Le troisième axe de notre recherche réside dans une démarche interprétative. Avec l’ensemble des données collectées, nous espérons mieux comprendre les choix quant à l’orientation de structures chez les Celtes jusqu’à l’époque augustéenne. Ainsi, notre recherche vise à dépasser ce vieux débat entre assimilation et résistance, initié au XIXe siècle par Jullian et Arbois de Jubainville. Existe-t-il des orientations ethniques ? Les Carnutes orientaient-ils leurs sanctuaires comme les Osismes ou les Éduens ? La romanisation précoce dans le Sud de la Gaule a-t-elle joué un rôle dans l’orientation des fana chez les peuples en contact avec la romanité ou en Narbonnaise ? Aussi, existe-t-il des orientations spécifiques aux divinités honorées ou aux types de sanctuaires (de soins, de frontières, urbain, péri-urbain, etc.) ? C’est à l’ensemble de ces questions que nous espérons répondre avec ce travail de thèse. Dans certains cas, les mesures réalisées sur le terrain permettent de pronostiquer une orientation singulière, un dialogue avec d’autres structures (contemporaines, antérieures ou postérieures), une continuation, etc. Dans ce cas, elles invitent à réaliser des recherches historiques, hagiographiques, etc.
Ce travail est novateur à bien des égards ; par le corpus étudié avec plus de 100 sites, par l’étendue géographique, d’abord circonscrite à la région Centre, puis étendue à l’ensemble de la Gaule, par la fourchette chronologique, de l’Indépendance à la période augustéenne, afin de déceler le substrat celtique de l’apport romain. Ce sujet vise également à apporter des réponses calendaires et trancher le débat historiographique entre celtosceptiques et celtomaniaques : les fêtes celtiques nous étant essentiellement connues par les textes insulaires irlandais et quelques mentions gauloises, comment peut-on expliquer qu’un nombre important de sanctuaires s’orientent sur ces fêtes de début de saison ?

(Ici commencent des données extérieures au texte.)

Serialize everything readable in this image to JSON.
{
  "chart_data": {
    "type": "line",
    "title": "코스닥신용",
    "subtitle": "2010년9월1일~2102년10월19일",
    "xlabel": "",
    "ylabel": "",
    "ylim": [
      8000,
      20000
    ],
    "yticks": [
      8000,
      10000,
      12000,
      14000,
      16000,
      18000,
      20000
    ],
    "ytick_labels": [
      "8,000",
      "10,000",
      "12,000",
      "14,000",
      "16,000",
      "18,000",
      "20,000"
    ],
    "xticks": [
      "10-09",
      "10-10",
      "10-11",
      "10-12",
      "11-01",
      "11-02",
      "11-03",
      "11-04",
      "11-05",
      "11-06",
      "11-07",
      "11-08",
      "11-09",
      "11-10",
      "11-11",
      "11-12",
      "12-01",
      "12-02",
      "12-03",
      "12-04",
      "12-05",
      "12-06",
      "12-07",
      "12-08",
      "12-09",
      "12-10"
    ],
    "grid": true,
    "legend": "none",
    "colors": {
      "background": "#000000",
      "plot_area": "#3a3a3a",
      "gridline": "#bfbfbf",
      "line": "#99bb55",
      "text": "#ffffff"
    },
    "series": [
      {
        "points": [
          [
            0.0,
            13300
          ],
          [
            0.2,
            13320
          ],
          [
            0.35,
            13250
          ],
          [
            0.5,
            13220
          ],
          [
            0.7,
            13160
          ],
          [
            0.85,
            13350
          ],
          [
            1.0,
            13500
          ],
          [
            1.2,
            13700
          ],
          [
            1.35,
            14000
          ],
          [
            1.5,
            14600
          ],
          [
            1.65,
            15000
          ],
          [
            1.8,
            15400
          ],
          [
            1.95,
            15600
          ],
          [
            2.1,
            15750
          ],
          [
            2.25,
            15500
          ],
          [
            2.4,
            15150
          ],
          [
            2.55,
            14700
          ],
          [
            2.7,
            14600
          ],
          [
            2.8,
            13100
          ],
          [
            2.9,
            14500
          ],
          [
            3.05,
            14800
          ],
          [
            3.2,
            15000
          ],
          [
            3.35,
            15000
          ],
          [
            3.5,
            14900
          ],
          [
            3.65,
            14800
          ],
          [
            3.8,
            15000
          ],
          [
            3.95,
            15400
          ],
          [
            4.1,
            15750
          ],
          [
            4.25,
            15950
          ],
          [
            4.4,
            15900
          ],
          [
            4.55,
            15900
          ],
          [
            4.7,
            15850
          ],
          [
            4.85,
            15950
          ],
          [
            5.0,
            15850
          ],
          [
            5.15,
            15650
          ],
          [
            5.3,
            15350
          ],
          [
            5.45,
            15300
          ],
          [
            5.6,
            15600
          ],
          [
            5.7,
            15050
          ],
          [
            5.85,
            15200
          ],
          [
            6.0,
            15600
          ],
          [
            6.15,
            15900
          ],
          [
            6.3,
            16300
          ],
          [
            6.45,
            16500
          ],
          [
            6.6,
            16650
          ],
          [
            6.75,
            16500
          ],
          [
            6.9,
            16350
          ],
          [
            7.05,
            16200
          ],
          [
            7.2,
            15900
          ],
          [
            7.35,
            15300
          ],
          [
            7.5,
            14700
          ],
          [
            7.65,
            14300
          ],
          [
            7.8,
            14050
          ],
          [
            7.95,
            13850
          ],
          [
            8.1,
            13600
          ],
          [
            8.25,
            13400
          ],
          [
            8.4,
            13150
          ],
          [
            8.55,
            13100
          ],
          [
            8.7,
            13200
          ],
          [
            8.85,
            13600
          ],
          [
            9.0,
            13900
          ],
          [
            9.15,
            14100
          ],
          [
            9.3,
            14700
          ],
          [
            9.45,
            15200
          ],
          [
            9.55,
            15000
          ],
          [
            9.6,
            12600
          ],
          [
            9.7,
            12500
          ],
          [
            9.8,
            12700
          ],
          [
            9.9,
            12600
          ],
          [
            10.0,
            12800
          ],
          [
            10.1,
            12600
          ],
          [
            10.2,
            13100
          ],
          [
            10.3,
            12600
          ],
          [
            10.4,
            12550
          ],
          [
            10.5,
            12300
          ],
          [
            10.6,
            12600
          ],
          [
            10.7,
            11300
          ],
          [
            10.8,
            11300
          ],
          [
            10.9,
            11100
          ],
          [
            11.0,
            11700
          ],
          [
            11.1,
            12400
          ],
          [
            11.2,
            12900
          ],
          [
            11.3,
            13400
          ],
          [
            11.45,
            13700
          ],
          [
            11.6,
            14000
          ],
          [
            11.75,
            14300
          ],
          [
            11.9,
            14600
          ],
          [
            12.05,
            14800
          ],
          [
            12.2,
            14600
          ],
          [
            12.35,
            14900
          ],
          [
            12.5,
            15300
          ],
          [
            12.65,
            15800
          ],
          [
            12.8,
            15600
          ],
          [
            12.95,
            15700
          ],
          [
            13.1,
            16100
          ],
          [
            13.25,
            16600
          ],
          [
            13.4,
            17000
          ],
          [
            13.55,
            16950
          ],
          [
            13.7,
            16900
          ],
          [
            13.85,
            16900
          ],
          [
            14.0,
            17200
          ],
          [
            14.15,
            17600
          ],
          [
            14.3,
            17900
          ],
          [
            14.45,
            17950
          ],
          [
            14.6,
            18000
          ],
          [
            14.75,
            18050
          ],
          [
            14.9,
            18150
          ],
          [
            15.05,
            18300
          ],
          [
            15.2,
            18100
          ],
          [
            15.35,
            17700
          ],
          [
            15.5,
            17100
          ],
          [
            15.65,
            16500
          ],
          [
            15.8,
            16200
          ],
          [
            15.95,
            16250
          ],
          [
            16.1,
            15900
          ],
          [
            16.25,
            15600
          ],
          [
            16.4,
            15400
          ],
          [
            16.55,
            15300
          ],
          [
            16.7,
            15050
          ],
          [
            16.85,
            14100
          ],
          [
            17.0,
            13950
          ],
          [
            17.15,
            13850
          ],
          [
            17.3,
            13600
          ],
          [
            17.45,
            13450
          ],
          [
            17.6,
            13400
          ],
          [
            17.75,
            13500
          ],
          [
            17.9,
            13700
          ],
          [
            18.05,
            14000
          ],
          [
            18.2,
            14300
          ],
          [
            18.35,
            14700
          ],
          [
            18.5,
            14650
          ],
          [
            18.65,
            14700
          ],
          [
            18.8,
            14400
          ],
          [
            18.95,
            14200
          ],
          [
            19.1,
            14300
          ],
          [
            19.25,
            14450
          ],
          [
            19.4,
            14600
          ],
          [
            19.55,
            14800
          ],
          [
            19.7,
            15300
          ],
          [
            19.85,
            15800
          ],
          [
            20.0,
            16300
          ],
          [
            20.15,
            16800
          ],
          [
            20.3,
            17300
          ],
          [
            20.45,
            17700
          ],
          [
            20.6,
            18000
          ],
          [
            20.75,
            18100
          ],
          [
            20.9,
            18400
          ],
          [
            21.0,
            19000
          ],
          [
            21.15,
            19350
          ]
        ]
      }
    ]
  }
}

Vos recherches ne sont pas, à proprement parler des recherches mythologiques. Pouvez-vous nous dire comment et en quoi elles se connectent à la mythologie française et donner quelques exemples ?

Effectivement, au premier abord, ces recherches ne semblent pas mythologiques, quoique… Pour rappel, nombre d’églises s’orientent sur la fête de leur saint patron – la prise de mesure est similaire, seuls l’analyse et l’accès aux matériaux diffèrent. Comme je le disais précédemment, certains sites sont particuliers et invitent à faire de la mythologie. Dernièrement, l’étude des orientations dans l’antique Tasciaca (site proche de Thésée, Loir-et-Cher) a permis de révéler que les églises des trois paroisses qui constituent l’antique agglomération partagent des orientations avec les structures antiques. Mieux, les saints qui y sont honorés, saint Lié et saint Saturnin, sont célébrés à des dates proches de Samhain, orientation très présente sur le fanum et son autel. Saint Georges, le saint sauroctone, présent sur les hauteurs de Thésée, surveille le Cher où deux témoignages indiquent la présence d’un monstre marin. Curieuse coïncidence, un exvoto retrouvé près du fanum remercie la divinité du fleuve pour avoir eu la vie sauve après un épisode de traversée dangereux.
L’oppidum d’Avaricum (Bourges) estorienté selon un axe 1er mai / 1er août alors que la cathédrale apparaît très désaxée par rapport à la trame urbaine. La cathédrale est orientée sur un axe 14 février / 1er novembre. Il est alors intéressant de s’intéresser au premier évêque de Bourges, saint Ursin, fêté le 9 novembre. L’axe calendaire dessiné par l’orientation de la cathédrale reprend la période d’hibernation de l’ours, se terminant en février. D’ailleurs, la porte Saint-Ours à Bourges présente un calendrier débutant en février. Le parallèle onomastique entre Ursin et l’ours ne vous aura pas échappé !
Le dernier exemple est Autricum (Chartres). Les plans archéologiques de l’antique cité montrent que le sanctuaire de Saint-Martin-au-Val est très désaxé par rapport à la cité se trouvant sur l’ancien oppidum. L’orientation de la trame urbaine de la cité a pu être mesurée puisque la cathédrale suit ses cardo et decumanus. Autricum est orienté sur le lunistice, une orientation très singulière, à mettre en rapport, peut-être, avec le statut particulier des Carnutes prêté par César. Cependant, le sanctuaire péri-urbain qui comprend un temple dédié à Apollon adopte une orientation solaire car équinoxiale. Ce constat ne fait que mettre en relief les travaux de thèse de Bernard Robreau qui ont montré l’usage d’un double comput calendaire, luni-solaire à Chartres jusqu’au haut Moyen Âge.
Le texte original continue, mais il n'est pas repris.